The first version of the Rules quite clearly depicted the narrowly cisnormative perspective through which transgender lives are seen by the people in power. Despite the many changes as a result of relentless protests, the Act is nowhere near to truly respecting and empowering transgender people.

The decision to give the final say to the District Magistrate- which some argue made the process harder than it used to be before the Act- and the refusal to provide affirmative action or reservations to ensure representation in positions of authority that transgender people have historically been denied access to.
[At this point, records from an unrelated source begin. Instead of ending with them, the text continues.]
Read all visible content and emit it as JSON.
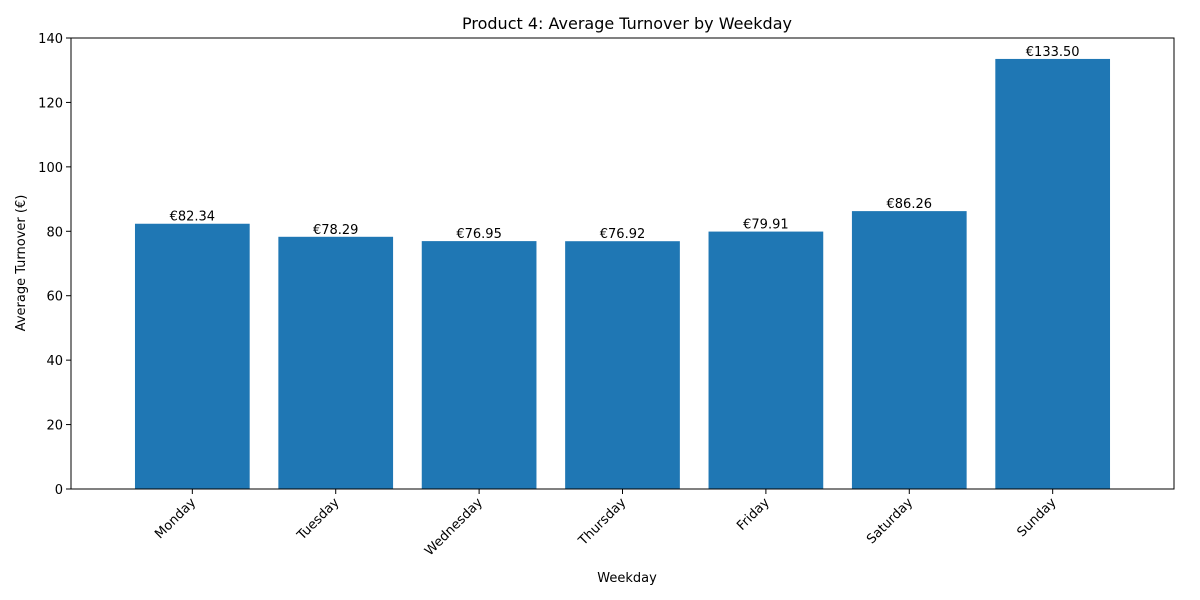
{
  "chart_data": {
    "type": "bar",
    "title": "Product 4: Average Turnover by Weekday",
    "xlabel": "Weekday",
    "ylabel": "Average Turnover (€)",
    "categories": [
      "Monday",
      "Tuesday",
      "Wednesday",
      "Thursday",
      "Friday",
      "Saturday",
      "Sunday"
    ],
    "values": [
      82.34,
      78.29,
      76.95,
      76.92,
      79.91,
      86.26,
      133.5
    ],
    "data_labels": [
      "€82.34",
      "€78.29",
      "€76.95",
      "€76.92",
      "€79.91",
      "€86.26",
      "€133.50"
    ],
    "ylim": [
      0,
      140
    ],
    "yticks": [
      0,
      20,
      40,
      60,
      80,
      100,
      120,
      140
    ],
    "bar_color": "#1f77b4",
    "grid": false,
    "legend": "none",
    "xtick_rotation_deg": 45
  }
}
It also does little to counter discrimination, as is seen most clearly in the punishment of sexual assault and rape being much less than for the rape of a cisgender woman. It advocates for plenty of measures but does pitifully little to ensure or enable these changes.  

History of the Act

The history of the Act is a turbulent one. The 2016 Transgender (Protection of Rights) Bill, was almost immediately slammed by activists, NGOs, other human rights organisations, and citizens, for multiple reasons.

The most derided was the provision to set up a ‘District Screening Committee’ which included the District Magistrate, a chief medical officer and a psychiatrist among others, for the sole purpose of scrutinising a transgender person’s body and identity. It also criminalised organised begging, an activity specifically common among the Hijra community.

The Lower House of the Parliament, the Lok Sabha, rejected all the proposed changes by the parliamentary standing committee along with the demands of the transgender community, and passed the bill with some amendments in 2018. A short-lived victory came in the form of the lapse of the bill due to the 2019 general elections.

However, as soon as the NDA government was re-elected, the bill was reintroduced in the Parliament with some more changes, particularly the removal of the section on District Screening Committees, but was still unsatisfactory.

The full text of this bill was not released when it was approved by the Union Cabinet on July 10, 2019, but on the morning that it was tabled in the Lok Sabha, garnering another consecutive year of protest since it was first introduced.

This is the bill as it exists today, having been passed by the Lok Sabha on August 5, 2019. When the motion to refer it to a select committee failed in the Rajya Sabha, it was passed on November 26, 2019, and received presidential assent on December 5, 2019. Recent developments include a writ petition in the Supreme Court challenging the validity of the Act.

Despite it becoming the law of the land, transgender citizens and activists such as Esvi Anbu Kothazam and Kanmani Ray continue to criticse it and the insidious transphobic thinking that has always guided it.